Nayeli lives with her grandfather and her mother. Her grandfather is not employed and her mother is sometimes employed as a farmer. Nayeli works at home washing clothes, making beds and running errands.
Playing jacks, volleyball and art are Nayeli's favorite activities. In primary school her performance is average and she also regularly attends church activities.
Because of your sponsorship, Nayeli will have new opportunities to learn and grow physically, mentally, and spiritually. Thank you for your concern and prayers.
Nayeli lives in the hillside community of Bambamarca, home to approximately 65,000 residents. Typical houses are constructed of dirt floors, adobe walls and tile roofs. The regional diet consists of maize, rice and potatoes.
Common health problems in this area include respiratory diseases, malnutrition, stomach infections and parasitism. Most adults in Bambamarca are unemployed but some work as market traders and earn the equivalent of $167 per month. This community needs employment opportunities and vocational training centers.
Your sponsorship allows the staff of Principe de Paz Student Center to provide Nayeli with Bible teaching, health and hygiene education, picnics, birthday celebrations, sports competitions, homework help, educational videos, cultural activities and vocational skills training. The center staff will also provide health education, income-generating activities and evangelism for the parents or guardians of Nayeli.
Sprawled along the southern Pacific Ocean, Peru is divided into three regions: the heavily populated coastal plain; the Andes Mountains, where cattle and agriculture predominate; and the humid eastern lowlands, inhabited by isolated Amerindian tribes.
Once part of the vast Incan empire, Peru has emerged from decades of civil strife as a growing economy. Three out of four Peruvians live in cities. Nearly half are Indians and many are mestizo (descended from Spanish and Indian ancestry). Spanish and Quechua are Peru's official languages. The majority of Peruvians are Catholic. Compassion works mostly in the western part of the country along the Pacific Ocean, but also has child development centers in the upper jungle and in some Andean towns in the central and eastern regions.
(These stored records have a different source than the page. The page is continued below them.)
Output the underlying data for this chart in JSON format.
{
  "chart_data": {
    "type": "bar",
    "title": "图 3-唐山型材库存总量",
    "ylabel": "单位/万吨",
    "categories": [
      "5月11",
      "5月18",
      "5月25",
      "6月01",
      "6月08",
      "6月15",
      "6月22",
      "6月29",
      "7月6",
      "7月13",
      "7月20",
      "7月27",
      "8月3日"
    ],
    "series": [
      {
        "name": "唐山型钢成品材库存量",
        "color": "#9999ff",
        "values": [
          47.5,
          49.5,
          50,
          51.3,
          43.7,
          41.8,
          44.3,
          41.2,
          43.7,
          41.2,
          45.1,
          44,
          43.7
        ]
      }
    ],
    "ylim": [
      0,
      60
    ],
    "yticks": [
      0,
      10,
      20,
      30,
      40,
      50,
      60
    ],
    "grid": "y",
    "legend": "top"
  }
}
When Spaniard Francisco Pizarro landed in Peru in 1532, the Incas ruled a vast empire rich in silver and gold, which soon fell to the conquistadors. Spain ruled the area until 1821, when Peru won its independence. Since then, Peru's government has alternated between military and civilian dictators and reform-minded leaders. During the 1970s and 1980s, the country struggled with inflation, a decline in per-capita income, and guerrilla violence. A strong economy and increased stability prevailed in the 1990s, although the government was criticized for human rights violations. The 2006 elections saw the return of former president Alan Garcia who vowed to improve social conditions and maintain fiscal responsibility.